Shayne baissa le regard vers ses mains nouées autour de celles de son fils et pressa sa joue contre la sienne. Nala, elle tendit la main vers l'intérieur du cadis, en ressortit un paquet de gâteaux, l'ouvrit et s'en prit un avant de poursuivre.
- Je veux dire... Maintenant que j'y repense... J'ai eu tout ça. Je les ai eus les amis... Et je les ai vus mourir dans mes bras. Je l'ai eu, l'homme et il s'est barré avec son ex aux confins du monde, me laissant avec une gamine en bas âge à qui je ne sais plus comment expliquer quand elle me demande quand est-ce qu'il revient... Je l'ai eu, le toit, qui a fini flambé et j'ai dû aller m'en trouver un autre, le construisant presque du début à la fin. Quant à ma retraite assurée... Je ne sais même pas si je vais vivre le jour où elle pointera le bout de son nez sur mon compte bancaire. Je veux dire... J'ai eu tout ce qu'elle rêvait d'avoir. Tout ce qu'elle appréhendait sur la vie... Mais quel bonheur est-ce que ça m'a apporté ? Quel prix j'ai dû payer pour... Pour quoi ? Avoir tué des personnes au nom de ma nation ? Pour qu'on en soit tous là, à appréhender à chaque fois que l'alarme nationale se déclenche et que... Que je dois apprendre à ma fille où se cacher ?
- Nala.
- Non, non... Tu m'as demandé. Alors je te réponds. Oui, oui, j'y pense de plus en plus, si je pouvais changer les choses... Mais même si je l'aurait fait, même si j'en avais eu l'occasion... Admettons. Et quoi ? Qu'est-ce que ça changerait au monde ? Rien. Tout ce qui m'est arrivé, ça arriverait juste aux autres, c'est tout. Et c'est le cas. je veux dire... Regarde-toi.

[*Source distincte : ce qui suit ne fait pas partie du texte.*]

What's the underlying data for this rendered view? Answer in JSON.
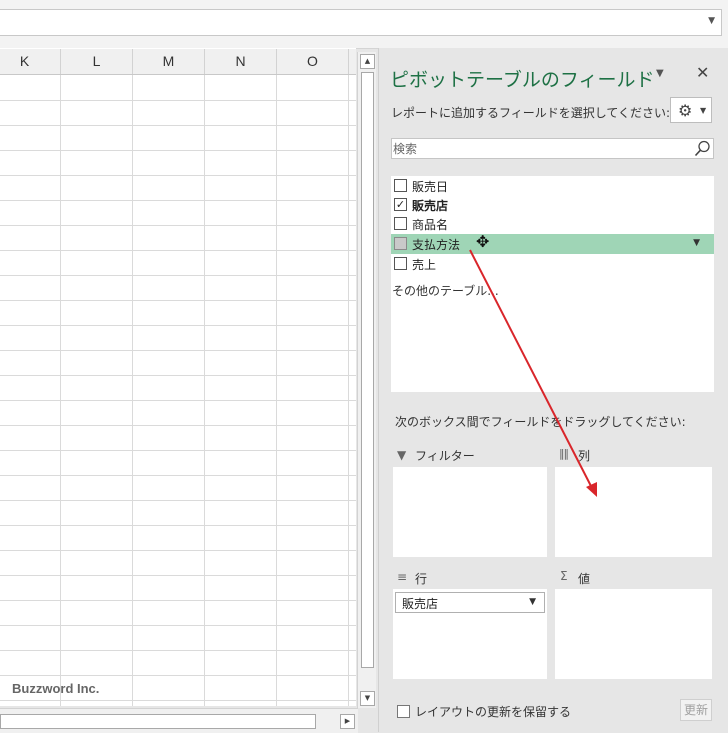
{
  "grid": {
    "columns": [
      "K",
      "L",
      "M",
      "N",
      "O"
    ],
    "watermark": "Buzzword Inc."
  },
  "pane": {
    "title": "ピボットテーブルのフィールド",
    "subtitle": "レポートに追加するフィールドを選択してください:",
    "search_placeholder": "検索",
    "fields": [
      {
        "label": "販売日",
        "checked": false,
        "bold": false
      },
      {
        "label": "販売店",
        "checked": true,
        "bold": true
      },
      {
        "label": "商品名",
        "checked": false,
        "bold": false
      },
      {
        "label": "支払方法",
        "checked": false,
        "bold": false,
        "highlighted": true
      },
      {
        "label": "売上",
        "checked": false,
        "bold": false
      }
    ],
    "other_tables": "その他のテーブル...",
    "drag_hint": "次のボックス間でフィールドをドラッグしてください:",
    "areas": {
      "filter": "フィルター",
      "columns": "列",
      "rows": "行",
      "values": "値"
    },
    "rows_items": [
      "販売店"
    ],
    "defer_label": "レイアウトの更新を保留する",
    "update_label": "更新"
  },
  "colors": {
    "title_green": "#1e7145",
    "highlight_green": "#9fd5b6",
    "arrow_red": "#d9262b"
  },
  "icons": {
    "gear": "gear-icon",
    "search": "search-icon",
    "close": "close-icon",
    "filter": "filter-icon",
    "columns": "columns-icon",
    "rows": "rows-icon",
    "values": "sigma-icon"
  }
}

- Moi, je ne suis pas né dans la bonne période.
Nala retint un nouveau rire en enfonçant le bout de son nez dans le renflement de son t-shirt et passa ses doigts sur la cicatrice carrée qui régnait en maître sur sa gorge depuis le Nigeria.
- ça ne veut rien dire, Shayne. Que tu sois né maintenant où il y avait 80 ans de ça... Tes choix t'appartiennent, c'est tout. C'est pour ça que toi, tu es là, alors que d'autres non. Il faut juste l'accepter.
- Et c'est ce que tu fais ? Tu l'acceptes ? Quand t'es aussi à fleur de peau alors que ça ne fait que quelques jours que Nash t'as laissé au milieu de...
- Je crois que ça suffit pour aujourd'hui, non ? Il me semble que je t'avais dit que je ne voulais pas te répondre.
- Nala.
- Arrête, Shayne, juste arrête. Laisse-moi à mes regrets, c'est très bien comme ça.
- Non.
Il se mit à genou dans le cadis pour lui faire face, souffla un instant sur les mèches de son front et poursuivit, sa main posée sur son épaule.
- Je veux juste que tu saches sur toi ce que les autres pensent.
- Et ce serait quoi cette fameuse illumination ?
- T'es forte. Continue à l'être.
- Pourquoi ?
- Parce qu'à la fin, il n'y aura que des gens comme toi qui pourront encore survivre.
Les épaules de la jeune femme s'affaissèrent sur le poids de sa réplique et elle soupira, au lieu de répondre. Shayne l'imita et tendit le bras vers un paquet de brioches qui se trouvait juste derrière elle.
- Allez, sortons d'ici avant que je ne dévalise tout.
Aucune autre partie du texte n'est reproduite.